Hierarchical Linkage Clustering Beyond Binary Trees and Ultrametrics
Maximilien Dreveton, Matthias Grossglauser, Daichi Kuroda, Patrick Thiran
TL;DR
This work tackles fundamental limitations of traditional hierarchical clustering—binary constraints, forced hierarchies when none exist, and linkage sensitivity—by introducing the finest valid hierarchy $T_*(\mathcal{X},s)$, the unique greatest element in the set of hierarchies compatible with a similarity function $s$. It proposes a practical two-step procedure that first builds a binary tree using a linkage rule and then prunes invalid splits to enforce hierarchy validity; under two necessary and sufficient conditions on the linkage update function $f$, the pruning recovers $T_*(\mathcal{X},s)$ exactly, with all such linkages yielding the same pruned hierarchy. The framework generalizes the ultrametric-dendrogram correspondence to arbitrary similarities and clarifies when classical linkage rules (single, complete, and average) recover the finest hierarchy while Ward’s linkage may fail. It also connects to broader topics including axiomatic characterizations, optimization-based objectives, and probabilistic tree inference, and discusses potential extensions to symbolic ultrametrics and graph-based planted hierarchies with empirical validation. Overall, the approach provides a robust, non-binary, validity-driven foundation for hierarchical clustering and establishes conditions under which linkage-based methods can be made hierarchy-faithful regardless of the specific merging rule.
Abstract
Hierarchical clustering seeks to uncover nested structures in data by constructing a tree of clusters, where deeper levels reveal finer-grained relationships. Traditional methods, including linkage approaches, face three major limitations: (i) they always return a hierarchy, even if none exists, (ii) they are restricted to binary trees, even if the true hierarchy is non-binary, and (iii) they are highly sensitive to the choice of linkage function. In this paper, we address these issues by introducing the notion of a valid hierarchy and defining a partial order over the set of valid hierarchies. We prove the existence of a finest valid hierarchy, that is, the hierarchy that encodes the maximum information consistent with the similarity structure of the data set.
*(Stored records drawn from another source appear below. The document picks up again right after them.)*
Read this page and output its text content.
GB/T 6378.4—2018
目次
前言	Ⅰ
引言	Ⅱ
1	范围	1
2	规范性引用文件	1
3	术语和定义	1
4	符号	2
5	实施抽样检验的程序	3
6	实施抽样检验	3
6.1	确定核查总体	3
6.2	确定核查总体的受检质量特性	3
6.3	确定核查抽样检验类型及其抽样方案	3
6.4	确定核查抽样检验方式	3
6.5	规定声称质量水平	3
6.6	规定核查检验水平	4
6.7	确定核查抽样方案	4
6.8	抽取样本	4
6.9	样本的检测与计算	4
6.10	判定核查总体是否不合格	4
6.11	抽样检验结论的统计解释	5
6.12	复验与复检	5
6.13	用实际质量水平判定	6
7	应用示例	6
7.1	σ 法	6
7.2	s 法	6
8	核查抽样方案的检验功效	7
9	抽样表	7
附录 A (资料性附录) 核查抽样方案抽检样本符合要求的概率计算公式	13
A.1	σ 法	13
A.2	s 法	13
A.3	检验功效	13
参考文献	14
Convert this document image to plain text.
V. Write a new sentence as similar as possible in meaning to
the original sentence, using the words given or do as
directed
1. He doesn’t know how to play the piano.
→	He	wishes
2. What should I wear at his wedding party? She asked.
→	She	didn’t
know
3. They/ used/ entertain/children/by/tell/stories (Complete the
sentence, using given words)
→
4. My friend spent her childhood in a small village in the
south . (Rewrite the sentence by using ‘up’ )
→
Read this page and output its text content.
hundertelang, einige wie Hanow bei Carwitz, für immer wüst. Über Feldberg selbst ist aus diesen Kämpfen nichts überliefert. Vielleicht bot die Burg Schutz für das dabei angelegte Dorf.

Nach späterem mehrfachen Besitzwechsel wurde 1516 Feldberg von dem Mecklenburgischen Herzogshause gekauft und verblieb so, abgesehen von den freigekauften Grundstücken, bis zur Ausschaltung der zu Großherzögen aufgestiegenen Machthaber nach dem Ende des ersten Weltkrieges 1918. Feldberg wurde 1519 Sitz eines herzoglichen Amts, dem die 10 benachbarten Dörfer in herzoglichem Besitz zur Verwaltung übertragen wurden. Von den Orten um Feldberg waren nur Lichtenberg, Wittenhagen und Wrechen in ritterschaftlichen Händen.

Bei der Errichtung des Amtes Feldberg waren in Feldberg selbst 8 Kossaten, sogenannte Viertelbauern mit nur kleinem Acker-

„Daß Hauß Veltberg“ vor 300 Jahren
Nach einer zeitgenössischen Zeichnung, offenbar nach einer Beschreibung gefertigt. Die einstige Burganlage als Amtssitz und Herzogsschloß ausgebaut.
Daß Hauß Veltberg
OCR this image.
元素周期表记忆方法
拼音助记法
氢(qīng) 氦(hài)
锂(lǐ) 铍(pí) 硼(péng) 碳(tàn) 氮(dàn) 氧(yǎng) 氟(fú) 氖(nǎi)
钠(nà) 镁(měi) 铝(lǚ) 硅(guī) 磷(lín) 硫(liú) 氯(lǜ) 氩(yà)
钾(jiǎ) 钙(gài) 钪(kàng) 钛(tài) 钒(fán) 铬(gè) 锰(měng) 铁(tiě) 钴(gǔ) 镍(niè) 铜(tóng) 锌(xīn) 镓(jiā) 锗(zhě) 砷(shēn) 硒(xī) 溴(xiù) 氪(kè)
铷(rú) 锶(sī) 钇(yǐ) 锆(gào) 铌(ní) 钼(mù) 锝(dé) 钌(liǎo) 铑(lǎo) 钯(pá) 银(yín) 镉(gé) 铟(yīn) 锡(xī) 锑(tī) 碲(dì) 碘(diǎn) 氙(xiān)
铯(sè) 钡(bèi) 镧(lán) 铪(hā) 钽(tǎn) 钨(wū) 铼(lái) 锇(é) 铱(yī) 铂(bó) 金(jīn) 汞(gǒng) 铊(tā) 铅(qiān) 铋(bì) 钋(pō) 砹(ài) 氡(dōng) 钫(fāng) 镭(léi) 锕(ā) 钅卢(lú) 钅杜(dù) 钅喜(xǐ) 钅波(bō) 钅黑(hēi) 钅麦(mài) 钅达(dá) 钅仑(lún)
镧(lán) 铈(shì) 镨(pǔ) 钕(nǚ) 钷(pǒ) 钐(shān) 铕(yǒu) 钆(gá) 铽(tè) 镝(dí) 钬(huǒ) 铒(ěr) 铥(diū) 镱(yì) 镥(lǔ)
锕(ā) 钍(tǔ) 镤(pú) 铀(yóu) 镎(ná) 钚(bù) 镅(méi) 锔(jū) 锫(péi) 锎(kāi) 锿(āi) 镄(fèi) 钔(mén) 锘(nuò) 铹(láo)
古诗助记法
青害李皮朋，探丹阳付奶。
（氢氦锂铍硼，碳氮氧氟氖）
In particular, the finest valid hierarchy is not constrained to binary structures and, when no hierarchical relationships exist, collapses to a star tree. We propose a simple two-step algorithm that first constructs a binary tree via a linkage method and then prunes it to enforce validity. We establish necessary and sufficient conditions on the linkage function under which this procedure exactly recovers the finest valid hierarchy, and we show that all linkage functions satisfying these conditions yield the same hierarchy after pruning. Notably, classical linkage rules such as single, complete, and average satisfy these conditions, whereas Ward's linkage fails to do so.